Mrs. Davis isn’t great at taking the hint that Simone just isn’t into her, but this is no ordinary rom-com rebuff. Afterall Simone is a nun who spends her time debunking fraudulent magicians, and Mrs. Davis is an AI that has seemingly taken over the world and provided order (for better or worse) to the world. Simone doesn’t want to engage with Mrs. Davis, no matter how much Mrs. Davis insists, and Simone especially does not want to listen to her directly through an earpiece as everyone seems to do. That’s what finally leads Mrs. Davis to raise the stakes by selling the convent out from under her, and what leads Simone to confront Mrs. Davis once and for all, thus setting Simone off on a quest to find and destroys the holy grail and perhaps end Mrs. Davis once and for all.

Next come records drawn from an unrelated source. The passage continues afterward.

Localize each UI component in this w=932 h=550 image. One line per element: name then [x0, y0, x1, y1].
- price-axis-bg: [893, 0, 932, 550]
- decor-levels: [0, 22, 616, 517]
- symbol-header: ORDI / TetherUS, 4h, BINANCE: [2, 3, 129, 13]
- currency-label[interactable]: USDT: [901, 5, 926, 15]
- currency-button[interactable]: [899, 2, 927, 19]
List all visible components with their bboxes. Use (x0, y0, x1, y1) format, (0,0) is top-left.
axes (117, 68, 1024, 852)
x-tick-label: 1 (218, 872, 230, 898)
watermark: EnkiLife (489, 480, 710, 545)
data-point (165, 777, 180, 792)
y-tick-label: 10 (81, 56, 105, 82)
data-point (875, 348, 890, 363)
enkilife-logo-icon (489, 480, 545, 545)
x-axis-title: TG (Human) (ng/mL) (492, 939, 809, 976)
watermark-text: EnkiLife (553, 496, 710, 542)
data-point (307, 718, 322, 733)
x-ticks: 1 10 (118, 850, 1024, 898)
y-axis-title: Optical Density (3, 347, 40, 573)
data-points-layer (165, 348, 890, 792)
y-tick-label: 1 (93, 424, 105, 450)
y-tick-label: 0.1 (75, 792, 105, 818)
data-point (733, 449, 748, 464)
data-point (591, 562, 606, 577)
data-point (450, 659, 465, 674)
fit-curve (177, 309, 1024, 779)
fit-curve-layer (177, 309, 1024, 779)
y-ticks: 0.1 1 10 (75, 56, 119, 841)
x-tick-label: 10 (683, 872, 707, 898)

If you read that intro and thought this show is a lot, well buckle up because truly it’s a lot. Mrs. Davis is a show that presents absurdities so quickly you stop blinking and just start accepting them as they appear. What helps guide the wary viewer is Simone, played incredibly by Betty Gilpin, who anchors the show to a tentative sense of reality. Simone in a typical TV series would often be shown as overly cynical in most other shows; however, Mrs. Davis is an atypical series for sure and here she is presented as having a more stubborn, steadfastness through it all.
This is a refreshing contrast to her Hulk Hogan-esque-mustachioed ex-boyfriend Wiley (Jake McDorman), back in the picture after many years apart, who seems to be the one to most often overreact, even if we the audience are likewise thinking what we are seeing is crazy. Wiley is classic TV masculinity incarnate, somewhat toxic even if well-meaning, so of course he has to go above and beyond to prove himself, show his worth, and just be crazy. In any other show, or certainly action film, Wiley would have been the protagonist, and while his charms do grow on the viewer, it’s still nice that the creators Tara Hernandez and Damon Lindelof avoid that trapping.
Speaking of Hernandez and Lindelof’s team-up, it’s fascinating to try to pull apart where one writer’s influence begins and the other ends. Lindelof is famously known as a key writer of Lost, The Leftovers, and the Watchmen TV series, all of which love to steep viewers in mysteries and often avoid the answers, while Hernandez was a writer for The Big Bang Theory, a show steeped in jokes. I’m therefore inclined to attribute the throughline of faith, a major focus of Mrs. Davis, to Lindelof; however, then there are moments of hilarity involving religious orders, shoes, and the Super Bowl. So perhaps it’s a toss-up to say how it all came to be? Having not yet watched Lost though, but appreciating Lindelof’s work with Watchmen best out of the work I have seen, I do feel however it parses out that this partnership served the series well as this has immediately become my favorite project of Lindelof’s and Hernandez’s too.
Much like Lindelof’s Watchmen, which served up what seemed to be the perfect amount of story in one season, I think it’s fair to say that Mrs. Davis will also end its run with one season. While it’s a fascinating world I could see explored in prequels, side stories, or other mediums entirely like graphic novels, I’m for one hoping this is a contained story that ends with this run. If so it will already be one of my favorite series of the year thus far, and as it sits with me even now I can see my appreciation for this strange marvel of a show only grow.